The court unanimously decided that the court's duty to give the instruction on lesser offenses when the evidence warranted trumped Wine's right to preclude instructions on lesser offenses as a matter of trial strategy.

It's not quite that simple, of course.  Go back to that issue on trial strategy.  Wine relied on numerous cases which have held that a lawyer didn't provide ineffective assistance by not seeking a charge on lesser offenses.  The courts in those cases concluded that not requesting the instruction was a matter of trial strategy, which is generally immune from review on an ineffective assistance claim.

I think Wine creates some problems in that respect.  You could make a decent argument that if the lawyer no longer has the right to forego instructions on lesser offenses as a matter of trial strategy, that takes trial strategy off the table on an IAC claim.  To be sure, the judge not giving the instructions would have to clear the plain error hurdle, and that's tough, but the standard for ineffective assistance of counsel is much more forgiving:  all a defendant has to show is that the attorney's error undermines confidence in the verdict.  The issue then becomes whether the attorney should have realized that a lesser offense instruction was warranted, not whether his not requesting one was "trial strategy."

And this may even affect plain error review.  While there's language in Wine about the judge's "discretion" to give a lesser offense instruction, the court's conclusion is pretty adamant:

The trial court must [my emphasis ] give an instruction on a lesser included offense if under any reasonable view of the evidence it is possible for the trier of fact to find the defendant not guilty of the greater offense and guilty of the lesser offense.
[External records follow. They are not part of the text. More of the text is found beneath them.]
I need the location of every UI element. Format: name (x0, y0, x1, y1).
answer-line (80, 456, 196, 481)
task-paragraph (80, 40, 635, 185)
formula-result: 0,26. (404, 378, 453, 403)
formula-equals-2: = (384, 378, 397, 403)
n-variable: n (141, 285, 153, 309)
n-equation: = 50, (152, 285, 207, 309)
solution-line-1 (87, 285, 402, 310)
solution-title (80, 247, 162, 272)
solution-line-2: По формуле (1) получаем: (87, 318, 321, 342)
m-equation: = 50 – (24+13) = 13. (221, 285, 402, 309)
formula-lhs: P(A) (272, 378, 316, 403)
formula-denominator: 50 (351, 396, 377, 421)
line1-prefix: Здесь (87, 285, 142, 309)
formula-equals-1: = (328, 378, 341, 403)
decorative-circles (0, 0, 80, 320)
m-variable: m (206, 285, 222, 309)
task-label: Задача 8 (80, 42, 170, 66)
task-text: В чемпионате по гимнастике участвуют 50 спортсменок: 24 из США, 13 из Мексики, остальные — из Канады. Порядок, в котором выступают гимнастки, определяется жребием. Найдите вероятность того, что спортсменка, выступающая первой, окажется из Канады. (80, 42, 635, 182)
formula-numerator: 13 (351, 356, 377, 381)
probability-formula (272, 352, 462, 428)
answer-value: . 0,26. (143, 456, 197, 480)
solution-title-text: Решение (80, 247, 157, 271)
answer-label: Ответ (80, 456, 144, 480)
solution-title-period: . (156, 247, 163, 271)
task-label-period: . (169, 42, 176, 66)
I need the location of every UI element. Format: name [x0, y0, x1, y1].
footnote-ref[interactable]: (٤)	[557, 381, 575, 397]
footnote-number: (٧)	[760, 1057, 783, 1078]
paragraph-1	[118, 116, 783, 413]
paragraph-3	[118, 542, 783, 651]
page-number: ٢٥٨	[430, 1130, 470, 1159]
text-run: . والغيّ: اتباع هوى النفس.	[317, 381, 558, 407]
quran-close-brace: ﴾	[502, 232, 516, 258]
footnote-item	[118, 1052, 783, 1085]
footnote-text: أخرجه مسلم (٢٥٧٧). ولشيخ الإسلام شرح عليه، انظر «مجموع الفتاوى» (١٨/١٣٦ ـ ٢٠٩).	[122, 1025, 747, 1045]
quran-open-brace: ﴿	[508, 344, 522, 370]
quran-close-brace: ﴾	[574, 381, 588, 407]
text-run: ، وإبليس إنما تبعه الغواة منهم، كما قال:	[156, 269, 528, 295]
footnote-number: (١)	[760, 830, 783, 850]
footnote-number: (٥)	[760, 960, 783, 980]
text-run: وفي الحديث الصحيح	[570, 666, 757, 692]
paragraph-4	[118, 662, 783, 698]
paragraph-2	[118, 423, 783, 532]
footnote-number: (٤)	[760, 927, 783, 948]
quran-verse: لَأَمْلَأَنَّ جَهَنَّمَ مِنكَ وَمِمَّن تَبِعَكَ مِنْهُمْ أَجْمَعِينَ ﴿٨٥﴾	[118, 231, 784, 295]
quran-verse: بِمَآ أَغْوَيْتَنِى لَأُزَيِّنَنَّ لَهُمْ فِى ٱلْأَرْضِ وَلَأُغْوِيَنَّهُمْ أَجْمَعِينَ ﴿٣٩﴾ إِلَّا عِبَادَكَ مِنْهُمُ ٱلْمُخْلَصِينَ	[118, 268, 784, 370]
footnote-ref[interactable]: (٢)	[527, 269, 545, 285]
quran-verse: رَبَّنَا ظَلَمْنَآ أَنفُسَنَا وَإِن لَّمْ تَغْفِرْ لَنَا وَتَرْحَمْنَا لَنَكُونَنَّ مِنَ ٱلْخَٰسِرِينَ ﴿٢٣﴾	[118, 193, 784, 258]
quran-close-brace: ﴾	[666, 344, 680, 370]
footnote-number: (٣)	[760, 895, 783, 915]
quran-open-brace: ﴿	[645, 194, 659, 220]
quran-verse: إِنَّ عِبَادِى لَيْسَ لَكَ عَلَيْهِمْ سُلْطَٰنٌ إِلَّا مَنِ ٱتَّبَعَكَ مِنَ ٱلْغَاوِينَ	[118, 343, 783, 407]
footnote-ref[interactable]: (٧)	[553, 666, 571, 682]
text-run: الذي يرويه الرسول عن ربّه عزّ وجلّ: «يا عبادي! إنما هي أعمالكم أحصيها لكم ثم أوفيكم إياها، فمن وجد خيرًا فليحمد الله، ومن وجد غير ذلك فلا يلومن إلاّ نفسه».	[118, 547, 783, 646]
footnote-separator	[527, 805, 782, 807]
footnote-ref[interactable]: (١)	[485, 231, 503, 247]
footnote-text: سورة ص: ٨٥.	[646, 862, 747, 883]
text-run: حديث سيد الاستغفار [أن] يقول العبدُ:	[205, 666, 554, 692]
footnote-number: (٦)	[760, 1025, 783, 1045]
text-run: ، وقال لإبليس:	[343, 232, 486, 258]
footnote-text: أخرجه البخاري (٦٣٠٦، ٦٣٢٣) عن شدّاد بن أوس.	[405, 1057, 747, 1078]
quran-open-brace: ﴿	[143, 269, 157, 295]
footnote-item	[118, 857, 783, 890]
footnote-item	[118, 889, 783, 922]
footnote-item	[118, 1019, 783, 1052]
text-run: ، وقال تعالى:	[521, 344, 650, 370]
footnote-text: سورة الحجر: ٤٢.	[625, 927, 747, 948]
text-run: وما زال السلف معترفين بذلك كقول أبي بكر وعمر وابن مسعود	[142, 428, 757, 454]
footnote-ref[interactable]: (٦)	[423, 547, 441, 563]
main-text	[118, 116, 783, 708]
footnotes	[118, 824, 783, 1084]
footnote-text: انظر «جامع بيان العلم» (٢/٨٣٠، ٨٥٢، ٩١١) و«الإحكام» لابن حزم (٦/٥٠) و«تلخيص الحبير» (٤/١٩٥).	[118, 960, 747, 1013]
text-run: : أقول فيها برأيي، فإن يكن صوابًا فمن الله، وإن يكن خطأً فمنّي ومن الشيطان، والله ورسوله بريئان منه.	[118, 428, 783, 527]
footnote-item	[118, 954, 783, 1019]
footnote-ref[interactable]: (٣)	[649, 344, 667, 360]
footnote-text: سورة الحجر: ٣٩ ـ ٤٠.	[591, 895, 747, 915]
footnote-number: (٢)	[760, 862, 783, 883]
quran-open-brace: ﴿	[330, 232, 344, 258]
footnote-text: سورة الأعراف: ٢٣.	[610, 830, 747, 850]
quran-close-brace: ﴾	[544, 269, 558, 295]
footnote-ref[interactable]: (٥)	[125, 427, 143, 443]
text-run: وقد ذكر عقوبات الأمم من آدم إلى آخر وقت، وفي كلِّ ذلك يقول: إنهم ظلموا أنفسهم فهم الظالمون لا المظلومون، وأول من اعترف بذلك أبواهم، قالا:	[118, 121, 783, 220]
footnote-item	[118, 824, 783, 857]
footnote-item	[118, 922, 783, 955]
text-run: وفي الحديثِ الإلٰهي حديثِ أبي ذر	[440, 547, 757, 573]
The trial judge's refusal to give an instruction on the lesser offense where it's warranted will almost always be found to be error.  True, the judge's simple failure to give the instruction has to meet the plain error requirement of preventing a manifest injustice, but if there's decent evidence warranting the instruction, that's not an impossible hurdle to overcome.  In the past, courts have chalked up the failure to give an instruction on the possibility that counsel decided not to request one as a matter of trial strategy.  Wine says that a counsel no longer has that right.